Rutinitas

Lebih kurang sudah 15 tahun saya menjalankan profesi sebagai guru sekolah rendah dengan status pegawai negeri. Profesi ini saya geluti sejak 2004 setelah dinyatakan lulus PNS pada Desember 2003 ketika Aceh masih dilanda konflik bersenjata.

Pada 2004 saya ditugaskan mengajar di SDN 23 Peusangan di Desa Cot keumude selama lebih kurang sembilan tahun. Pada tahun 2012 saya dipindahkan ke SDN 19 Peusangan di Desa Pulo Naleung. Terakhir pada sekira 2013 saya kembali digeser ke SDN 14 Peusangan di Desa Alue Udeung. Di sekolah disebut terakhir ini saya harus banyak bersabar karena di sini tidak ada sinyal dan PLN juga sering padam. Kondisi ketiadaan sinyal di sekolah ini sudah saya nikmati selama hampir lima tahun.

Sejak lulus menjadi guru, sampai saat ini saya belum mampu menjadi guru yang baik. Saya sering datang terlambat ke sekolah dan sering cepat pulang. Namun demikian kebiasaan saya ini tidak mengganggu proses belajar mengajar, sebab saya tidak memiliki kewajiban mengajar pada jam pertama dan jam terakhir.

Sampai saat ini saya juga masih bertahan menjadi guru non sertifikasi. Saya sama sekali belum tertarik untuk mengikuti seleksi sertifikasi. Bukan karena tesnya berat, tapi karena saya merasa tidak mampu mengajar minimal 24 jam. Saat ini saya hanya mengajar 18 jam dalam seminggu. Meskipun guru sertifikasi mendapat bayaran lebih, saya belum berminat dan justru akan merasa terbeban.

Pernah juga saya merasa bosan mengajar anak-anak. Tapi kebosanan ini terus saya sembunyikan sampai akhirnya ia memuncak. Menyikapi ini, saya menjumpai kepala dinas untuk permohonan pindah tugas.

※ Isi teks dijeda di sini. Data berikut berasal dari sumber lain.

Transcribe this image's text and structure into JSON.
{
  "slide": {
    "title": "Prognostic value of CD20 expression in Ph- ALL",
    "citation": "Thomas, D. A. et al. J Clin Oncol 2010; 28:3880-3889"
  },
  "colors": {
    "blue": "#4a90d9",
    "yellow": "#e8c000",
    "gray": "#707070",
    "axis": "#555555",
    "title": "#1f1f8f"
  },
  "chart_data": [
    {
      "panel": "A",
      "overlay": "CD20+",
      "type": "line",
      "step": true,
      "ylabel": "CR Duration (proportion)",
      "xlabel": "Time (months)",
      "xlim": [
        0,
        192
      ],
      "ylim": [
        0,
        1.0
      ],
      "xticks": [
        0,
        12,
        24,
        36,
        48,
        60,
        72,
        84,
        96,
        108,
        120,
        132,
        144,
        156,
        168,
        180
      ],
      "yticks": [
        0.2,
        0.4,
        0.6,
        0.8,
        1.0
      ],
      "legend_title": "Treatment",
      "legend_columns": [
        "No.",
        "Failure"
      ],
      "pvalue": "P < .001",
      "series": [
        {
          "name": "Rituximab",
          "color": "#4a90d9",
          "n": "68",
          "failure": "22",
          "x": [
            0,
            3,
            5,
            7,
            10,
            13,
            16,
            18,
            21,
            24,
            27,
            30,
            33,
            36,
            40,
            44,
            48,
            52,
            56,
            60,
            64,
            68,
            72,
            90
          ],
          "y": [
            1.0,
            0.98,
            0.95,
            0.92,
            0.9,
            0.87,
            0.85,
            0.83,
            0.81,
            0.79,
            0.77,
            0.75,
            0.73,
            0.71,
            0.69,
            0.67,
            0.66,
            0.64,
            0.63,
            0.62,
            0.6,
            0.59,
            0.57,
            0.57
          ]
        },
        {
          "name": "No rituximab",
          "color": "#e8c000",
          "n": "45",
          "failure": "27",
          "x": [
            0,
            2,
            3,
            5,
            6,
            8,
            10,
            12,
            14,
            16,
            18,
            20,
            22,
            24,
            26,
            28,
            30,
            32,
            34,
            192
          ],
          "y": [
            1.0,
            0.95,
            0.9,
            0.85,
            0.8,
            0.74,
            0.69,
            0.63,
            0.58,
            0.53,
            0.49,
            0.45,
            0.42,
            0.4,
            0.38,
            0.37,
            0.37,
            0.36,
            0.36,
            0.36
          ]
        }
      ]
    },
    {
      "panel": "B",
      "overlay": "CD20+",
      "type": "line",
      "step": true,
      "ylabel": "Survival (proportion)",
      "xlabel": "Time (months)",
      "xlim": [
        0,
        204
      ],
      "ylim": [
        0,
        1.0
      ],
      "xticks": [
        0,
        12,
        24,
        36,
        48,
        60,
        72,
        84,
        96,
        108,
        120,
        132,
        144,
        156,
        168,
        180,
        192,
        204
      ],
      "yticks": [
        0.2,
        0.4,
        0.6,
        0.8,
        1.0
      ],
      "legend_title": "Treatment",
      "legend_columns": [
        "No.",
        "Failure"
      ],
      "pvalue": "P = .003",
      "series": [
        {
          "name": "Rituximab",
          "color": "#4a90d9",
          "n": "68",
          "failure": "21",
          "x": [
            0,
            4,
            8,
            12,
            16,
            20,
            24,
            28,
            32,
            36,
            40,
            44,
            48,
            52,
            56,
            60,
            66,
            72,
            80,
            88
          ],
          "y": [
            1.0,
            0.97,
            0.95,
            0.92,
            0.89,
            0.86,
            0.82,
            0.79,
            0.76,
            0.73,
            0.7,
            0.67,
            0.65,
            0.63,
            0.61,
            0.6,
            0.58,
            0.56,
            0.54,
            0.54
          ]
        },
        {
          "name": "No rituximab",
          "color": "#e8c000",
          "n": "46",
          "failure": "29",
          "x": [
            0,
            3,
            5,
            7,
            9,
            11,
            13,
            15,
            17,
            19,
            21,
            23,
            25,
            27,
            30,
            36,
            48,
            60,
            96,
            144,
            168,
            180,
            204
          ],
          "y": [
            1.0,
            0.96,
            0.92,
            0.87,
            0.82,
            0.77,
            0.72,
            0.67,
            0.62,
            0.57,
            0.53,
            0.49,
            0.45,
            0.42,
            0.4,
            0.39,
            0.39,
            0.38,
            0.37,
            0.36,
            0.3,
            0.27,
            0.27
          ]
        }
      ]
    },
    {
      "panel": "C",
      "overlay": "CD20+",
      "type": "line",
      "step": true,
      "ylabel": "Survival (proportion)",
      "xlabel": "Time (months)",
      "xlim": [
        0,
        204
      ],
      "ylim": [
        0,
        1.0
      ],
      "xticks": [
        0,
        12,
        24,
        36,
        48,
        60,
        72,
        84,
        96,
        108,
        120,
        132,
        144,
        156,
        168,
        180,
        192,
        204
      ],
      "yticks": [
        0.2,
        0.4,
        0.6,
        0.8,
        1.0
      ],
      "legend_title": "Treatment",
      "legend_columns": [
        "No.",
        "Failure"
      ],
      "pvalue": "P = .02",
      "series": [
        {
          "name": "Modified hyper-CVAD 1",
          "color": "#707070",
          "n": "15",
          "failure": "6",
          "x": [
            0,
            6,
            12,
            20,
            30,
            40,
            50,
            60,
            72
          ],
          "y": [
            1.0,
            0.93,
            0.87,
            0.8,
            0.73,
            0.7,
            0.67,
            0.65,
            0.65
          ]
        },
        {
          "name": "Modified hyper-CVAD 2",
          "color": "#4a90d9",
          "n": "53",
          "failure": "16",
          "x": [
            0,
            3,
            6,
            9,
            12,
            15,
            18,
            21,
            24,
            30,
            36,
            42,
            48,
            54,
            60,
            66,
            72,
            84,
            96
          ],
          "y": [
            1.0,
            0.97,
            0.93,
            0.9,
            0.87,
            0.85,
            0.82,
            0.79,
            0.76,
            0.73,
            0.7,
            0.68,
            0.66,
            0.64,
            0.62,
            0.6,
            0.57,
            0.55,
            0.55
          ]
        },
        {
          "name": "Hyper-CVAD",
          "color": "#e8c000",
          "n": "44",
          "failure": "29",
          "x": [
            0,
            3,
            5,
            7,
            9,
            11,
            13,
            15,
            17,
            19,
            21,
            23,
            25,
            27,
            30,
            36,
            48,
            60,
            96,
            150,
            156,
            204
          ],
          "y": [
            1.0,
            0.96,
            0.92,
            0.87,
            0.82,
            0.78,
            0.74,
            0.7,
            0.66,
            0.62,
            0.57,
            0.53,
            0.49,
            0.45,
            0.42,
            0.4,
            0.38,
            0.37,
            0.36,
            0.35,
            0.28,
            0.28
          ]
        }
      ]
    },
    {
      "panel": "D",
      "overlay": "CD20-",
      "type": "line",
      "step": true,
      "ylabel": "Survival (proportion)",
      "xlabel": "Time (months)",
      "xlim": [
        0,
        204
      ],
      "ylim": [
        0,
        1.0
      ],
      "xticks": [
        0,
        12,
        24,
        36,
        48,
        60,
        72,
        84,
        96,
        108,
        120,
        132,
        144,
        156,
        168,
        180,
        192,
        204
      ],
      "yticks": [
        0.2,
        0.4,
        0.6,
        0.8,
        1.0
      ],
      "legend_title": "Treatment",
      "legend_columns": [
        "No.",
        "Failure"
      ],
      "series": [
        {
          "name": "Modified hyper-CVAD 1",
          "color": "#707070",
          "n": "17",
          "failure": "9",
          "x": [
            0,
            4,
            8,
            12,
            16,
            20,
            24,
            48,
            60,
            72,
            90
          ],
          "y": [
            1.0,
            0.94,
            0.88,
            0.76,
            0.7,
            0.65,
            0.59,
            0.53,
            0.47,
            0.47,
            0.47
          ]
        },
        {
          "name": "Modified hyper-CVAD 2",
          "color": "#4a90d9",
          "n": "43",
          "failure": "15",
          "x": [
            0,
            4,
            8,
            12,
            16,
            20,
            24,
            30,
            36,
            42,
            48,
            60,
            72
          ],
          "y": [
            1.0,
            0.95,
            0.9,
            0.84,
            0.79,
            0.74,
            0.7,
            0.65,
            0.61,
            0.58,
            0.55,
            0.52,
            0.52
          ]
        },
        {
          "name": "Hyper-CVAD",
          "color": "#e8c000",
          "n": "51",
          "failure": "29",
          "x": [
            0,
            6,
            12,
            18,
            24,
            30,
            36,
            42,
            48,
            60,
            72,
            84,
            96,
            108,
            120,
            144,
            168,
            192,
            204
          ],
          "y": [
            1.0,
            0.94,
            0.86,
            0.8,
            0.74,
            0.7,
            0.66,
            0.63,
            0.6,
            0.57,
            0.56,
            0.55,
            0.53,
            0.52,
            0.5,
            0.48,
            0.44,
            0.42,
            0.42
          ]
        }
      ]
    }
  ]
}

Segala jurus telah saya mainkan tetap saja gagal, sebab tidak ada seorang pejabat pun yang saya kenal. Dan sejauh ini saya juga tidak memiliki kebiasaan untuk “menjilat” atau “menyembah-nyembah” orang besar, sebab saya masih jijik dengan perilaku ini.

Akhirnya saya tetap harus bertahan menjadi guru sekolah rendah di desa ini sembari menemani anak-anak belajar dan bermain.